In an action for the partition of real property owned by an ex-wife, her ex-husband and his parents, the Court granted the defendants’ motion to confirm the report of the Referee that recommended that the ex-husband’s parents (“the in-laws”) receive the first $1,078,710.20 from the sale of the property. Such represented the parent’s direct monetary contributions to the acquisition and construction and improvement of a house on the subject property. The balance of any proceeds are to be paid to all four parties in equal 25% shares.

Such was held by Richmond County Supreme Court Justice Wayne M. Ozzi in the November 13, 2025, decision in Mersimovski v. Mersimovski, 2025 N.Y.L.J. LEXIS 3502.

Two years earlier, Justice Ozzi had awarded the ex-wife summary judgment declaring that she was is seized and entitled in fee to an undivided one-quarter 25% interest in the premises. Mersimovski v. Mersimovski, 2023 N.Y..Misc. LEXIS 23846 (November 28, 2023).

In 2017, during the marriage of the plaintiff and her ex-husband, the then vacant subject realty was purchased, with the couple and the plaintiff’s in-laws each having an undivided 25% interest. Thereafter, a house was constructed on the property. It was stipulated that neither the plaintiff nor her husband had made any monetary contributions to either the acquisition of the property or the construction of the house in which the couple and their children lived with the in-laws. All such expenditures were made by the in-laws.

The plaintiff moved out of the home and began her divorce action in November 2021. She started the partition action in November 2022. Apparently, divorce issues were resolved by a spring 2023 Stipulation of Settlement.

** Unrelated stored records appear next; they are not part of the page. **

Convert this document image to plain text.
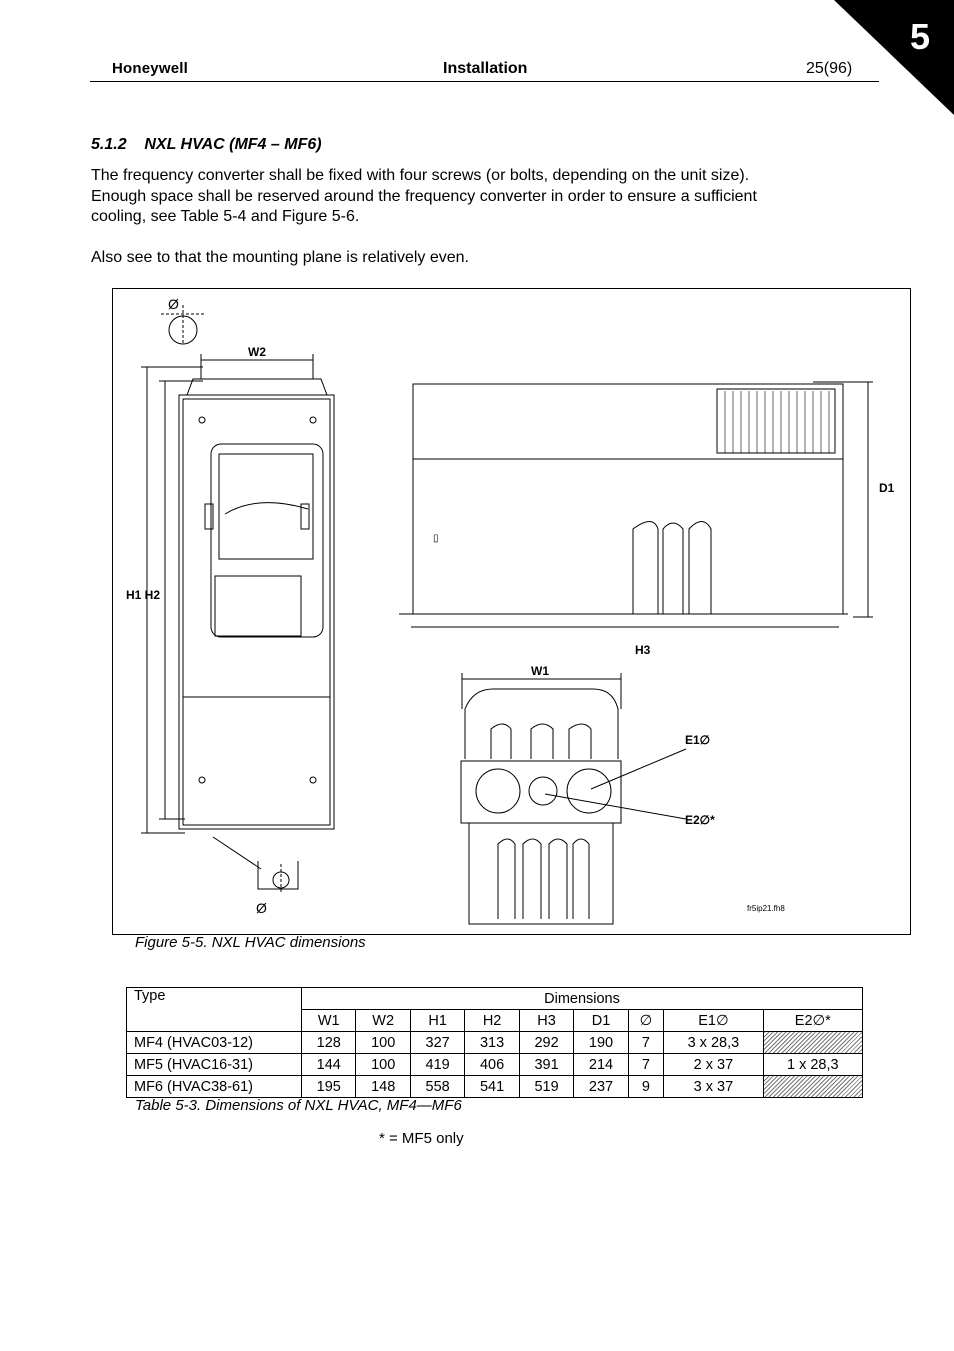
5
Honeywell	Installation	25(96)
5.1.2    NXL HVAC (MF4 – MF6)
The frequency converter shall be fixed with four screws (or bolts, depending on the unit size).
Enough space shall be reserved around the frequency converter in order to ensure a sufficient
cooling, see Table 5-4 and Figure 5-6.
Also see to that the mounting plane is relatively even.
Ø
W2
H1 H2
Ø
▯
D1
H3
W1
E1∅
E2∅*
fr5ip21.fh8
Figure 5-5. NXL HVAC dimensions
Type	Dimensions								
	W1	W2	H1	H2	H3	D1	∅	E1∅	E2∅*
MF4 (HVAC03-12)	128	100	327	313	292	190	7	3 x 28,3	
MF5 (HVAC16-31)	144	100	419	406	391	214	7	2 x 37	1 x 28,3
MF6 (HVAC38-61)	195	148	558	541	519	237	9	3 x 37	
Table 5-3. Dimensions of NXL HVAC, MF4—MF6
* = MF5 only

The Referee in his September 2025 report noted, “[I]t is of some note, and perhaps equitable consideration, that the plaintiff and [her husband] were divorced within the last few years, and, apparently, their respective entitlements to the premises was not an issue for decision in that recent divorce. The Referee determined that it would not be fair or equitable to award the ex-wife 25% of the full proceeds of the partition sale proceeds without reimbursing her in-laws for the acquisition and construction costs of the premises which they, and they alone, advanced.

It would not be fair or equitable to award [the wife] twenty-five percent (25%) of the full proceeds of the partition sale proceeds without reimbursing [the inlaws] for the acquisition and construction costs of the premises which they, and they alone, advanced.

Confirming the report that recommended that the in-laws receive the first $1,078,710.20 from the sale of the property, Justice Ozzi rejected the ex-wife’s defense that her interest was an unconditional gift in contemplation of the marriage. The Court noted that the plaintiff was already married when she received her interest and that the rights of the other cotenants remained unimpaired to seek partition and distribution based upon the equities among the parties,.

The Court also rejected the plaintiff’s efforts to deny or limit the reimbursement of the in-laws on the grounds that credits under RPAPL 945 are limited to rents, necessary repairs, and preservation expenses, and that improvements were largely elective and undertaken for the benefit of defendants’ extended family.

The Court confirmed the report. The credits recommended were accepted and the balance of any proceeds would be paid to all four parties in equal 25% shares.

Comment: Presumably, the divorce was granted under D.R.L. §170(7), that required that the economic issues of equitable distribution of marital property be resolved before entry ofg the Judgment of Divorce. It was not noted whether it was sufficient for the couple to resolve issues involving the home in the then-pending partition action; or whether the wife’s interest was recognized to be her separate property as a gift from her in-laws. It was not discussed whether the in-laws could have or should have attempted to intervene in the divorce action to have all issues regarding the home resolved in a single action. Would a determination in the divorce action that the wife had a 25% separate property interest (as did her husband?) preclude any issues in the partition action. In light of the November 6, 2025, decision in Justice Giacomo in his decision in Ortiz v. Kliszus, the subject of last week’s blog post, could it be argued that in the divorce action, the husband ‘virtually represented’ his parents?.

Jaime Lathrop, of Brooklyn, represented the Plaintiff ex-wife. Allyn J. Crawford, of Staten Island, represented the Defendants.